Priorities for a Successful Family
These are some of the priorities that I feel every family needs to survive as fully functioning units. You can get along without them but to be a true family you need to have these.
Priority Number 3
We as parents need consistency in all things. Parents are the rock for the family and like God, our rock (Psalm 31:3); we must be solid ground for our children.
Parents must be consistent in establishing bed times, meal times, TV habits, computer time, chores and discipline. All rules and consequences for not following rules should be known in advance. Children need your consistency and though they may complain, there is security in knowing the boundaries.
Often parents are not consistent with rules and rules are improvised as they go.

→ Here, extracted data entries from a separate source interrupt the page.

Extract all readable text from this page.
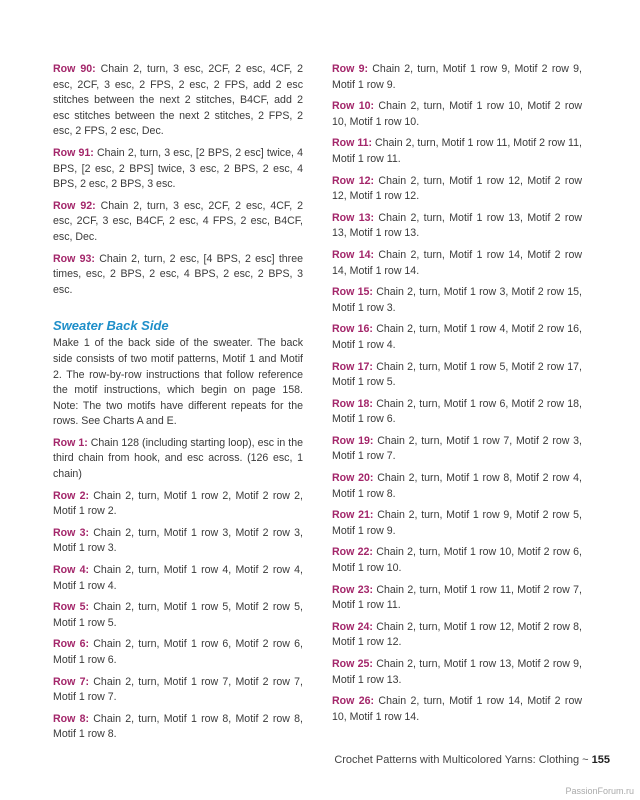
Row 90: Chain 2, turn, 3 esc, 2CF, 2 esc, 4CF, 2 esc, 2CF, 3 esc, 2 FPS, 2 esc, 2 FPS, add 2 esc stitches between the next 2 stitches, B4CF, add 2 esc stitches between the next 2 stitches, 2 FPS, 2 esc, 2 FPS, 2 esc, Dec.

Row 91: Chain 2, turn, 3 esc, [2 BPS, 2 esc] twice, 4 BPS, [2 esc, 2 BPS] twice, 3 esc, 2 BPS, 2 esc, 4 BPS, 2 esc, 2 BPS, 3 esc.

Row 92: Chain 2, turn, 3 esc, 2CF, 2 esc, 4CF, 2 esc, 2CF, 3 esc, B4CF, 2 esc, 4 FPS, 2 esc, B4CF, esc, Dec.

Row 93: Chain 2, turn, 2 esc, [4 BPS, 2 esc] three times, esc, 2 BPS, 2 esc, 4 BPS, 2 esc, 2 BPS, 3 esc.

Sweater Back Side

Make 1 of the back side of the sweater. The back side consists of two motif patterns, Motif 1 and Motif 2. The row-by-row instructions that follow reference the motif instructions, which begin on page 158. Note: The two motifs have different repeats for the rows. See Charts A and E.

Row 1: Chain 128 (including starting loop), esc in the third chain from hook, and esc across. (126 esc, 1 chain)

Row 2: Chain 2, turn, Motif 1 row 2, Motif 2 row 2, Motif 1 row 2.

Row 3: Chain 2, turn, Motif 1 row 3, Motif 2 row 3, Motif 1 row 3.

Row 4: Chain 2, turn, Motif 1 row 4, Motif 2 row 4, Motif 1 row 4.

Row 5: Chain 2, turn, Motif 1 row 5, Motif 2 row 5, Motif 1 row 5.

Row 6: Chain 2, turn, Motif 1 row 6, Motif 2 row 6, Motif 1 row 6.

Row 7: Chain 2, turn, Motif 1 row 7, Motif 2 row 7, Motif 1 row 7.

Row 8: Chain 2, turn, Motif 1 row 8, Motif 2 row 8, Motif 1 row 8.

Row 9: Chain 2, turn, Motif 1 row 9, Motif 2 row 9, Motif 1 row 9.

Row 10: Chain 2, turn, Motif 1 row 10, Motif 2 row 10, Motif 1 row 10.

Row 11: Chain 2, turn, Motif 1 row 11, Motif 2 row 11, Motif 1 row 11.

Row 12: Chain 2, turn, Motif 1 row 12, Motif 2 row 12, Motif 1 row 12.

Row 13: Chain 2, turn, Motif 1 row 13, Motif 2 row 13, Motif 1 row 13.

Row 14: Chain 2, turn, Motif 1 row 14, Motif 2 row 14, Motif 1 row 14.

Row 15: Chain 2, turn, Motif 1 row 3, Motif 2 row 15, Motif 1 row 3.

Row 16: Chain 2, turn, Motif 1 row 4, Motif 2 row 16, Motif 1 row 4.

Row 17: Chain 2, turn, Motif 1 row 5, Motif 2 row 17, Motif 1 row 5.

Row 18: Chain 2, turn, Motif 1 row 6, Motif 2 row 18, Motif 1 row 6.

Row 19: Chain 2, turn, Motif 1 row 7, Motif 2 row 3, Motif 1 row 7.

Row 20: Chain 2, turn, Motif 1 row 8, Motif 2 row 4, Motif 1 row 8.

Row 21: Chain 2, turn, Motif 1 row 9, Motif 2 row 5, Motif 1 row 9.

Row 22: Chain 2, turn, Motif 1 row 10, Motif 2 row 6, Motif 1 row 10.

Row 23: Chain 2, turn, Motif 1 row 11, Motif 2 row 7, Motif 1 row 11.

Row 24: Chain 2, turn, Motif 1 row 12, Motif 2 row 8, Motif 1 row 12.

Row 25: Chain 2, turn, Motif 1 row 13, Motif 2 row 9, Motif 1 row 13.

Row 26: Chain 2, turn, Motif 1 row 14, Motif 2 row 10, Motif 1 row 14.

Crochet Patterns with Multicolored Yarns: Clothing ~ 155
PassionForum.ru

Children know how to manipulate when there is inconsistency.
Being consistent is hard work; plans must be made and agreed on in advance by both parents. No parent should be the “bad guy” and the other “the softy”. In the end children become confused by mixed messages and often rebel against both parents authority. Parents need to back each other up when disciplining.
Plan on having consistent rules in place, far in advance of your child’s teen years. You want everyone to be on the same page when you get to the teen years. Rules should already be established before the issues of dating and curfews come up. Nobody likes rules but everyone appreciates knowing what they are in advance.
Remember if you expect rules to be followed then you must also to follow them too. Parents must be the rock and model of consistency.